7.14 In terms of workplace relations arrangements for apprentices and
trainees, the recent award modernisation process conducted by the
AIRC, however, reinforced that there is a great diversity and
inconsistency in minimum wage and related provisions for apprentices
and trainees. A number of stakeholders (including the Commonwealth)
106 Australian Government Submission
indicated support for a broad review of wages and conditions for all
award-covered trainees and apprentices, with a view to identifying
opportunities for greater consistency and uniformity across industries
and occupations.
7.15 In a decision dated 2 September 2009, the AIRC agreed such a review
was desirable but did not conduct the review as part of the award
modernisation process. The AIRC indicated the review might be a task
FWA could undertake at the same time as developing the special NMW
for award/agreement free trainees and apprentices in its first or second
annual wage review (in 2010 or 2011).
7.16 The Government would like to reiterate its support that a broad review
of apprentice and trainees award wages and conditions take place as
soon as possible in order to build on and complement the broader VET
reform agenda.
7.17 A review of this nature would align with a proposed review of the
Australian Apprenticeships system with a view to future reform.

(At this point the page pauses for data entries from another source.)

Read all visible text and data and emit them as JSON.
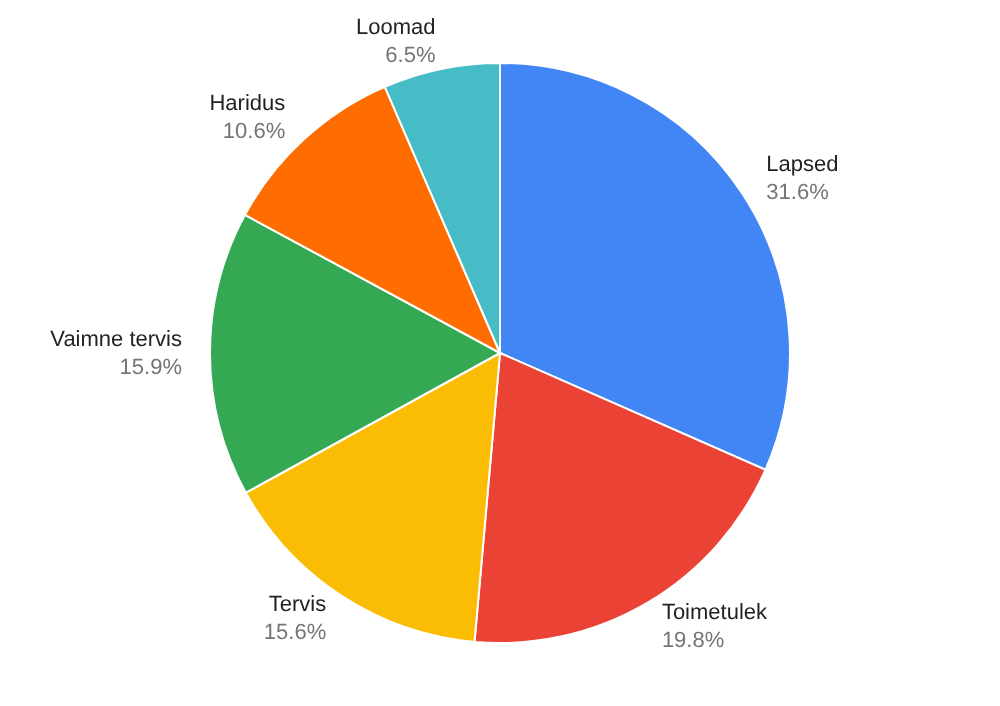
{
  "chart_data": {
    "type": "pie",
    "categories": [
      "Lapsed",
      "Toimetulek",
      "Tervis",
      "Vaimne tervis",
      "Haridus",
      "Loomad"
    ],
    "values": [
      31.6,
      19.8,
      15.6,
      15.9,
      10.6,
      6.5
    ],
    "colors": [
      "#4285f4",
      "#ea4335",
      "#fbbc04",
      "#34a853",
      "#ff6d01",
      "#46bdc6"
    ],
    "value_labels": [
      "31.6%",
      "19.8%",
      "15.6%",
      "15.9%",
      "10.6%",
      "6.5%"
    ]
  }
}
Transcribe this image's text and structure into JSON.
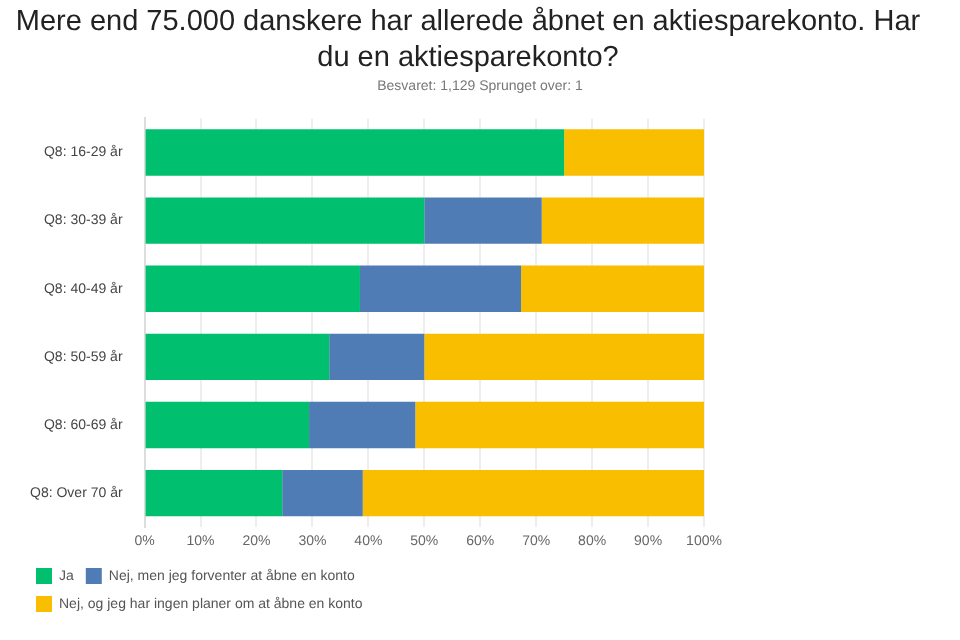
{
  "chart_data": {
    "type": "bar",
    "orientation": "horizontal",
    "stacked": true,
    "title": "Mere end 75.000 danskere har allerede åbnet en aktiesparekonto. Har du en aktiesparekonto?",
    "subtitle": "Besvaret: 1,129     Sprunget over: 1",
    "categories": [
      "Q8: 16-29 år",
      "Q8: 30-39 år",
      "Q8: 40-49 år",
      "Q8: 50-59 år",
      "Q8: 60-69 år",
      "Q8: Over 70 år"
    ],
    "series": [
      {
        "name": "Ja",
        "color": "#00bf6f",
        "values": [
          75,
          50,
          38.5,
          33,
          29.4,
          24.6
        ]
      },
      {
        "name": "Nej, men jeg forventer at åbne en konto",
        "color": "#507cb6",
        "values": [
          0,
          21,
          28.8,
          17,
          19,
          14.4
        ]
      },
      {
        "name": "Nej, og jeg har ingen planer om at åbne en konto",
        "color": "#f9be00",
        "values": [
          25,
          29,
          32.7,
          50,
          51.6,
          61
        ]
      }
    ],
    "xlim": [
      0,
      100
    ],
    "xticks": [
      {
        "value": 0,
        "label": "0%"
      },
      {
        "value": 10,
        "label": "10%"
      },
      {
        "value": 20,
        "label": "20%"
      },
      {
        "value": 30,
        "label": "30%"
      },
      {
        "value": 40,
        "label": "40%"
      },
      {
        "value": 50,
        "label": "50%"
      },
      {
        "value": 60,
        "label": "60%"
      },
      {
        "value": 70,
        "label": "70%"
      },
      {
        "value": 80,
        "label": "80%"
      },
      {
        "value": 90,
        "label": "90%"
      },
      {
        "value": 100,
        "label": "100%"
      }
    ],
    "grid": "x",
    "legend": "bottom left"
  }
}
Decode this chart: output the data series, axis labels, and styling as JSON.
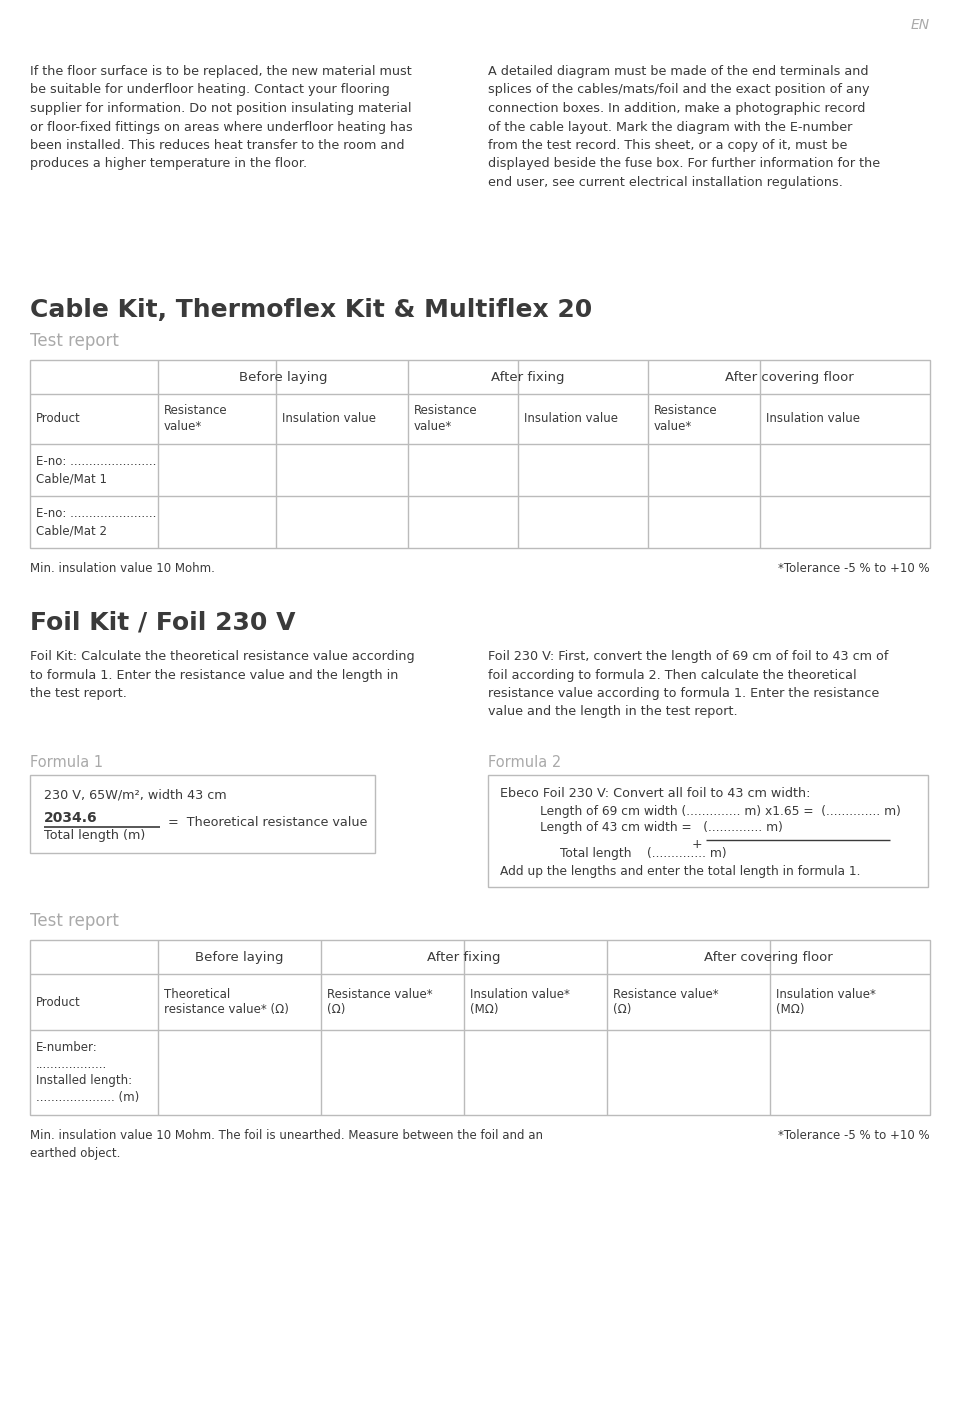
{
  "bg_color": "#ffffff",
  "text_color": "#3a3a3a",
  "gray_color": "#aaaaaa",
  "border_color": "#bbbbbb",
  "en_text": "EN",
  "para1_left": "If the floor surface is to be replaced, the new material must\nbe suitable for underfloor heating. Contact your flooring\nsupplier for information. Do not position insulating material\nor floor-fixed fittings on areas where underfloor heating has\nbeen installed. This reduces heat transfer to the room and\nproduces a higher temperature in the floor.",
  "para1_right": "A detailed diagram must be made of the end terminals and\nsplices of the cables/mats/foil and the exact position of any\nconnection boxes. In addition, make a photographic record\nof the cable layout. Mark the diagram with the E-number\nfrom the test record. This sheet, or a copy of it, must be\ndisplayed beside the fuse box. For further information for the\nend user, see current electrical installation regulations.",
  "section1_title": "Cable Kit, Thermoflex Kit & Multiflex 20",
  "section1_subtitle": "Test report",
  "table1_footer_left": "Min. insulation value 10 Mohm.",
  "table1_footer_right": "*Tolerance -5 % to +10 %",
  "section2_title": "Foil Kit / Foil 230 V",
  "foil_left_text": "Foil Kit: Calculate the theoretical resistance value according\nto formula 1. Enter the resistance value and the length in\nthe test report.",
  "foil_right_text": "Foil 230 V: First, convert the length of 69 cm of foil to 43 cm of\nfoil according to formula 2. Then calculate the theoretical\nresistance value according to formula 1. Enter the resistance\nvalue and the length in the test report.",
  "formula1_label": "Formula 1",
  "formula1_line1": "230 V, 65W/m², width 43 cm",
  "formula1_fraction": "2034.6",
  "formula1_denom": "Total length (m)",
  "formula1_eq": "=  Theoretical resistance value",
  "formula2_label": "Formula 2",
  "formula2_title": "Ebeco Foil 230 V: Convert all foil to 43 cm width:",
  "formula2_line1": "Length of 69 cm width (.............. m) x1.65 =  (.............. m)",
  "formula2_line2": "Length of 43 cm width =   (.............. m)",
  "formula2_plus": "+",
  "formula2_line3": "Total length    (.............. m)",
  "formula2_footer": "Add up the lengths and enter the total length in formula 1.",
  "section3_subtitle": "Test report",
  "table2_footer_left": "Min. insulation value 10 Mohm. The foil is unearthed. Measure between the foil and an\nearthed object.",
  "table2_footer_right": "*Tolerance -5 % to +10 %"
}
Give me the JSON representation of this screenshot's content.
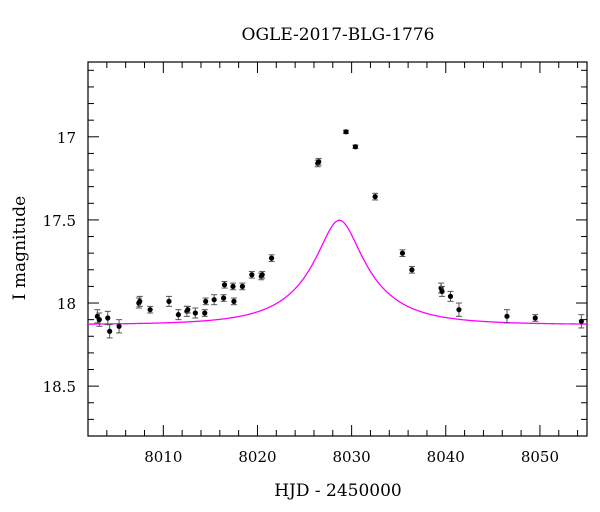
{
  "chart_data": {
    "type": "scatter",
    "title": "OGLE-2017-BLG-1776",
    "xlabel": "HJD - 2450000",
    "ylabel": "I magnitude",
    "xlim": [
      8002,
      8055
    ],
    "ylim": [
      18.8,
      16.55
    ],
    "y_inverted": true,
    "x_ticks": [
      8010,
      8020,
      8030,
      8040,
      8050
    ],
    "x_tick_labels": [
      "8010",
      "8020",
      "8030",
      "8040",
      "8050"
    ],
    "y_ticks": [
      17,
      17.5,
      18,
      18.5
    ],
    "y_tick_labels": [
      "17",
      "17.5",
      "18",
      "18.5"
    ],
    "x_minor_step": 2,
    "y_minor_step": 0.1,
    "grid": false,
    "colors": {
      "model": "#ff00ff",
      "points": "#000000",
      "errorbars": "#555555"
    },
    "model_curve": {
      "description_type": "point-lens",
      "t0": 8028.7,
      "u0": 0.3,
      "tE": 7.5,
      "fs": 0.32,
      "baseline": 18.13
    },
    "series": [
      {
        "points": [
          {
            "x": 8003.0,
            "y": 18.08,
            "err": 0.04
          },
          {
            "x": 8003.2,
            "y": 18.1,
            "err": 0.04
          },
          {
            "x": 8004.1,
            "y": 18.09,
            "err": 0.04
          },
          {
            "x": 8004.3,
            "y": 18.17,
            "err": 0.04
          },
          {
            "x": 8005.3,
            "y": 18.14,
            "err": 0.04
          },
          {
            "x": 8007.4,
            "y": 18.0,
            "err": 0.03
          },
          {
            "x": 8007.5,
            "y": 17.99,
            "err": 0.03
          },
          {
            "x": 8008.6,
            "y": 18.04,
            "err": 0.02
          },
          {
            "x": 8010.6,
            "y": 17.99,
            "err": 0.03
          },
          {
            "x": 8011.6,
            "y": 18.07,
            "err": 0.03
          },
          {
            "x": 8012.5,
            "y": 18.05,
            "err": 0.03
          },
          {
            "x": 8012.6,
            "y": 18.04,
            "err": 0.02
          },
          {
            "x": 8013.4,
            "y": 18.06,
            "err": 0.03
          },
          {
            "x": 8014.4,
            "y": 18.06,
            "err": 0.02
          },
          {
            "x": 8014.5,
            "y": 17.99,
            "err": 0.02
          },
          {
            "x": 8015.4,
            "y": 17.98,
            "err": 0.03
          },
          {
            "x": 8016.4,
            "y": 17.97,
            "err": 0.02
          },
          {
            "x": 8016.5,
            "y": 17.89,
            "err": 0.02
          },
          {
            "x": 8017.4,
            "y": 17.9,
            "err": 0.02
          },
          {
            "x": 8017.5,
            "y": 17.99,
            "err": 0.02
          },
          {
            "x": 8018.4,
            "y": 17.9,
            "err": 0.02
          },
          {
            "x": 8019.4,
            "y": 17.83,
            "err": 0.02
          },
          {
            "x": 8020.4,
            "y": 17.84,
            "err": 0.02
          },
          {
            "x": 8020.5,
            "y": 17.83,
            "err": 0.02
          },
          {
            "x": 8021.5,
            "y": 17.73,
            "err": 0.02
          },
          {
            "x": 8026.4,
            "y": 17.16,
            "err": 0.02
          },
          {
            "x": 8026.5,
            "y": 17.15,
            "err": 0.02
          },
          {
            "x": 8029.4,
            "y": 16.97,
            "err": 0.01
          },
          {
            "x": 8030.4,
            "y": 17.06,
            "err": 0.01
          },
          {
            "x": 8032.5,
            "y": 17.36,
            "err": 0.02
          },
          {
            "x": 8035.4,
            "y": 17.7,
            "err": 0.02
          },
          {
            "x": 8036.4,
            "y": 17.8,
            "err": 0.02
          },
          {
            "x": 8039.5,
            "y": 17.91,
            "err": 0.03
          },
          {
            "x": 8039.6,
            "y": 17.93,
            "err": 0.03
          },
          {
            "x": 8040.5,
            "y": 17.96,
            "err": 0.03
          },
          {
            "x": 8041.4,
            "y": 18.04,
            "err": 0.04
          },
          {
            "x": 8046.5,
            "y": 18.08,
            "err": 0.04
          },
          {
            "x": 8049.5,
            "y": 18.09,
            "err": 0.02
          },
          {
            "x": 8054.4,
            "y": 18.11,
            "err": 0.04
          }
        ]
      }
    ]
  }
}
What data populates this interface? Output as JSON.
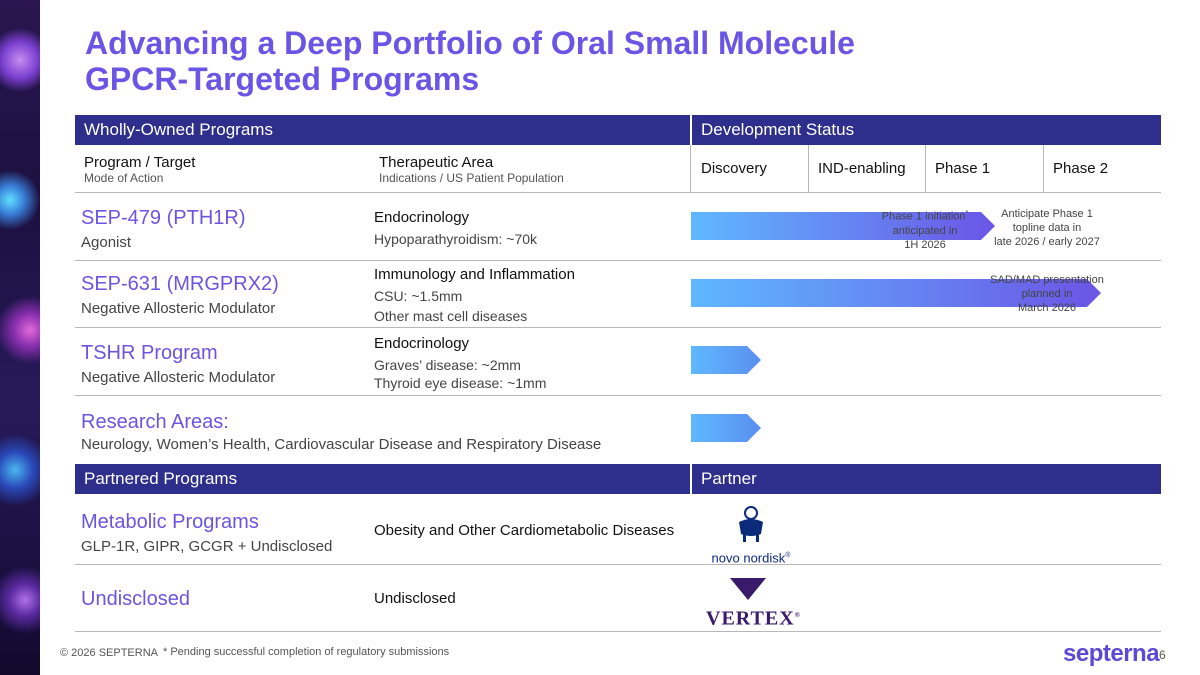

7.18 By way of background, the Council of Australian Governments agreed
at its meeting of 7 December 2009, to a set of recommendations that will
drive a national approach to change in the Apprenticeships system,
including better support for the principle of competency based
progression and completion of apprenticeships. Giving effect to this
principle would deliver qualified and skilled workers more quickly, paid
under equitable pay structures based on levels of competency. This will
assist to build a strong skills base in a shorter period to support
economic recovery and growth.
7.19 The Government asks the Panel to indicate in its decision to the 2010
Annual Wage Review whether it or FWA intends to conduct this review
and if so provide interested parties with an indication of the timeframe
and forum that the review will take place. For example, whether it will
form part of a future Annual Wage Review, the 2-yearly review of
modern awards or as a separate review/process.